Hi, my name’s Alix (“Hi, Alix”) and I have endometriosis.
I was diagnosed about 2 years ago but I’ve been experiencing symptoms since I was a freshman in high school. This is a tale not for the faint of heart about a war between my body and me.
Endometriosis is a condition where the lining of the uterus (the endometrium, the stuff that makes you bleed during a period) decides it isn’t content with doing its job properly and starts to grow places it shouldn’t. It can be found in your bowels, ovaries, bladder or any tissue in the pelvic area. It does, however, act as an endometrium should by shedding and bleeding all at once like having a period. Endometriosis doesn’t typically manifest until a woman is in her late 20s or early 30s.
Oh, and it’s really frickin’ painful.
Endometriosis has taken away a lot from me. I have an extremely high pain tolerance (my rib tattoo felt ticklish and my nose piercing made me sneeze), but endometriosis is so painful for me that I’ve had to miss class, work, family events, social outings, and holidays because I cannot get out of bed. I had to sacrifice a summer of working and making money for surgery. I’ve tried several birth control and hormone regimens to try to tame my wild uterus. I’ve spent hundreds of dollars on medications, herbal remedies, and healers.
I’ve had to explain to guys I genuinely wanted to be with that intimacy and a physical relationship isn’t an option, which, sadly, turns them away.

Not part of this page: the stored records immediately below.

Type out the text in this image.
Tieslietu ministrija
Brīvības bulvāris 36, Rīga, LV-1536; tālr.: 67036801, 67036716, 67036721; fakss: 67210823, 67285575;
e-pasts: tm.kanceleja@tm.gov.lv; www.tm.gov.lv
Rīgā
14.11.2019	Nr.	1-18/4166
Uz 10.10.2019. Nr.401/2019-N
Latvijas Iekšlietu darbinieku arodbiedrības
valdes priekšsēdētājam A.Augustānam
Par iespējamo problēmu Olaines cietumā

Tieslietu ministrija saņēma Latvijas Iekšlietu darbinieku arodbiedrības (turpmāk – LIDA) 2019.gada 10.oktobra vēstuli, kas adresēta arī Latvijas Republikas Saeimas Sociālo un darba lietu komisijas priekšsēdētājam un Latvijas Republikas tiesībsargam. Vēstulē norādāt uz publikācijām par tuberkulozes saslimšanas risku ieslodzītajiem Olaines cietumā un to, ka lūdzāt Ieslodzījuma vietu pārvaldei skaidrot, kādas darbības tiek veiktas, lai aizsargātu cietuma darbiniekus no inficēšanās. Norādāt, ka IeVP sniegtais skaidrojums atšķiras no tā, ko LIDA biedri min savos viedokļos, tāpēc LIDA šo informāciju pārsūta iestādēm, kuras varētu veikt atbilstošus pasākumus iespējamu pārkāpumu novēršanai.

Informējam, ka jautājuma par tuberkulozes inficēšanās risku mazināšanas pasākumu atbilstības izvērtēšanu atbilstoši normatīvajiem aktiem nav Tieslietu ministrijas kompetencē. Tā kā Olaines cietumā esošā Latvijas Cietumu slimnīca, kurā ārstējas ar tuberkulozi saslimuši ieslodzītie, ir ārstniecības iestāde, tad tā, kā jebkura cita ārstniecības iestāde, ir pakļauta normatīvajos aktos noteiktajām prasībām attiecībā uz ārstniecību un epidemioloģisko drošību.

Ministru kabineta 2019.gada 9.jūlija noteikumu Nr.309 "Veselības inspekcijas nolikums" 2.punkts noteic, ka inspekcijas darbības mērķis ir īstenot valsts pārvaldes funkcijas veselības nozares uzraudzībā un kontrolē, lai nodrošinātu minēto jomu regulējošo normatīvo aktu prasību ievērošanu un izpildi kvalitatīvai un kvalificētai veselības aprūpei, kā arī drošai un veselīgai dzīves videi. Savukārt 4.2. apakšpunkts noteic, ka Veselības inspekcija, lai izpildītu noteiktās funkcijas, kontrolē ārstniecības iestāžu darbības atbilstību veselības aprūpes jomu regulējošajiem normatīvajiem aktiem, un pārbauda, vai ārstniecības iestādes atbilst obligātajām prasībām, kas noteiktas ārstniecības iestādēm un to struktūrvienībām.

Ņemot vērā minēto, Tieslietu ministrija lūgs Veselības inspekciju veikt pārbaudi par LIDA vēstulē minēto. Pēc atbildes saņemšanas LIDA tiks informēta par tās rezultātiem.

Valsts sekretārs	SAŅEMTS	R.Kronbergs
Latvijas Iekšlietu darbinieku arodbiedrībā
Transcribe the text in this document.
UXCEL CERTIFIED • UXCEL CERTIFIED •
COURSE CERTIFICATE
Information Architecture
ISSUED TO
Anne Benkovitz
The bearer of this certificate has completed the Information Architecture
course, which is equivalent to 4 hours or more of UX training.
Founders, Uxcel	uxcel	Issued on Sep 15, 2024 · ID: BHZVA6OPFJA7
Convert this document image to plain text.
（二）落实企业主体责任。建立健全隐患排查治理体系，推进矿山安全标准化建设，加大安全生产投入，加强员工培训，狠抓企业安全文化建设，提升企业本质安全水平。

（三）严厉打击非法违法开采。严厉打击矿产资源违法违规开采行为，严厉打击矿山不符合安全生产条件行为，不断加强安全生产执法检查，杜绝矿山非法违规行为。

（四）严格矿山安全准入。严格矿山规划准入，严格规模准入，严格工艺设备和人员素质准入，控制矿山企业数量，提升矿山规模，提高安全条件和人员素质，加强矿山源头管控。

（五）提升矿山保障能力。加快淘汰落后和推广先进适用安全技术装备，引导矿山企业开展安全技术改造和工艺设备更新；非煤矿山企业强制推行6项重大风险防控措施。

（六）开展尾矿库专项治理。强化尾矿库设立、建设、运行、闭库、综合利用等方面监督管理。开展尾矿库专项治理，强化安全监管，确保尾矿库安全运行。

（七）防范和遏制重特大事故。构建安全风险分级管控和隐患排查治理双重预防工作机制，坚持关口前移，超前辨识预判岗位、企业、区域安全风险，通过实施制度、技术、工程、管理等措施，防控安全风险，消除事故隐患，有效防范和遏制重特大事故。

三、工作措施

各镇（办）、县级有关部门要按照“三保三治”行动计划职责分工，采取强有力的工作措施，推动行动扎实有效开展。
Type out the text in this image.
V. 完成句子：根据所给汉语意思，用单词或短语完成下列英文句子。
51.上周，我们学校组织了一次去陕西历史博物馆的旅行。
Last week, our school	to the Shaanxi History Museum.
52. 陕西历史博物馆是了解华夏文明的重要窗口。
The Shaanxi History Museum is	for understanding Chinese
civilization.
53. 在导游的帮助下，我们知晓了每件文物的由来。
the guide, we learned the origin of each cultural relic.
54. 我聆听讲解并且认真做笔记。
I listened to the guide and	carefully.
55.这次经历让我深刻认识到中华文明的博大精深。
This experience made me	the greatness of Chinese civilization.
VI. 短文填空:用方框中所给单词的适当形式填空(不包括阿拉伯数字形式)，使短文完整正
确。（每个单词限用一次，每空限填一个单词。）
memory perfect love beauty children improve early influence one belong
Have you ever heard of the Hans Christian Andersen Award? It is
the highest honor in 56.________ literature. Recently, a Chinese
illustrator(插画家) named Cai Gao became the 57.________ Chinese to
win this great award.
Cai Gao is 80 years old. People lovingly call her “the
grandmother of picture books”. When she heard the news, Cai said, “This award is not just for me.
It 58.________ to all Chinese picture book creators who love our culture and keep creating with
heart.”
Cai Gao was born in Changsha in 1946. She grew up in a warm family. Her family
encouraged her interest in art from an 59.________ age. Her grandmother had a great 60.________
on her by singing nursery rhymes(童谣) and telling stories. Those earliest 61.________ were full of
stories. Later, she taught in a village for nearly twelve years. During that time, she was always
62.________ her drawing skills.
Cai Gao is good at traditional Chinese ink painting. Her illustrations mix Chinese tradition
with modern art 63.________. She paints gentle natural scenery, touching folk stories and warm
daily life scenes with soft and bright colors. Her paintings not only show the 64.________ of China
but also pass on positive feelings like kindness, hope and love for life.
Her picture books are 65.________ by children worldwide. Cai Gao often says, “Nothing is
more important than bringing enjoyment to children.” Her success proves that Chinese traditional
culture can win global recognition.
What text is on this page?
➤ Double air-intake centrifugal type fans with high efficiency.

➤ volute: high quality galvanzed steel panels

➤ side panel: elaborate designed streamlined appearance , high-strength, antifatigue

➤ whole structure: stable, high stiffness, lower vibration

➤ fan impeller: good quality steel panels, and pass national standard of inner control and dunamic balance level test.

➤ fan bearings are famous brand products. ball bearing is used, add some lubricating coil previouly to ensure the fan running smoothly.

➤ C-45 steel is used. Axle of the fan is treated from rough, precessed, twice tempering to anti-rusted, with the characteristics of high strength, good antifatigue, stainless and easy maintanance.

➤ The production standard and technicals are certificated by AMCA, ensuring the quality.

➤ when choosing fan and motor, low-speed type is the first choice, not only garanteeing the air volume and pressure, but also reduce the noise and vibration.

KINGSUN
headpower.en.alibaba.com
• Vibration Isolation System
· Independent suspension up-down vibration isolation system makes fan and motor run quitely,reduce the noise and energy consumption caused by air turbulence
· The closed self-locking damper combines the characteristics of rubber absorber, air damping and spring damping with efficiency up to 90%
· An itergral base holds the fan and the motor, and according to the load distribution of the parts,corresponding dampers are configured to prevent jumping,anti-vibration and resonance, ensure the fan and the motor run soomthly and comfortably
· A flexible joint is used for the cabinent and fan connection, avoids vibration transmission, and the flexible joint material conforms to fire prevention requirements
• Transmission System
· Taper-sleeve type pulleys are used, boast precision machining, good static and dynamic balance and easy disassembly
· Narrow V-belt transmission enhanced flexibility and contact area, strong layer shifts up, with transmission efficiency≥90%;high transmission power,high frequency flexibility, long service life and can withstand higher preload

I had always been very comfortable with my female sexuality. I loved my body. I loved looking in the mirror. I loved knowing that I was happy and healthy. I felt very connected with my physical sex and gender. My body was a reflection of my identity, not just a sack of skin and bones I live in. I was the definition of cisgender. Learning that one of my most integral parts of physically being a woman was failing felt like I was letting myself down.
My body was saying to me “Yeah it’s great that you feel connected to me and I make you feel like a woman, but that’s going to end." I was losing my femininity.
I started dressing less feminine. I still wore makeup comfortably, but I switched from tight tank tops to baggy men’s t-shirts. My leggings and yoga pants turned into athletic shorts. I stopped doing my hair and decided to cut it off. I stopped wearing dresses. I stopped talking to guys. I stopped trying to make myself feel like a woman outside because I couldn’t feel anything but further from it inside. I stopped being friends with girls. I’ve always been into sports, whiskey and beer rather than shopping, wine, and sleepovers, but I pushed myself away from the people who balanced me out.
It took me about a year to come to terms with the fact that I may never have children and will be on hormone supplements until I decide to medically induce menopause. I’ll need to be on pain medication to engage in any intimate activities, most likely. I’ll never have a regular menstrual cycle.
I can cope with all of that, but the hardest part has been my womanhood. It’s hard not to feel like a lesser woman when you feel so physically connected to the biological parts of yourself.
If my hips and butt make me feel beautiful, then why does what’s in between them make me feel so ugly?
Why can’t I do the one thing that my body is engineered to do: bring a life into the world?
Why do I wake up every morning with excruciating pain because my body is rejecting itself?
After some counseling, a great support system, a year of attending the best university (GO NOLES) and learning to find myself, I started to realize that endometriosis can’t define me.
I can still be as feminine or masculine as I want with or without a functioning uterus. I’ve had procedures come up negative with no signs of endometriosis and I’ve had physicians take pictures of the tissue because it is a medical phenomenon that at only 10, I’ve conjured up such a mess.
Regardless of what has and hasn’t been found, I’m still me. I can be beautiful inside and out no matter what. I’m still a young woman with ambition and drive. I have great taste in music, dance moves, and tequila. I’m a macaroni and cheese connoisseur and a professional political debater. I make a hell of an Irish car bomb and chug it like it’s my day job (only in countries where it is legal, of course, shout out to The Bahamas, Canada and France).
I am a woman because I want to be, not because I have an organ inside of me. I don’t give a frickle frack of what endometriosis wants to do to me because it cannot get in the way of my dreams.
Sorry, endo, you’re going to lose this one.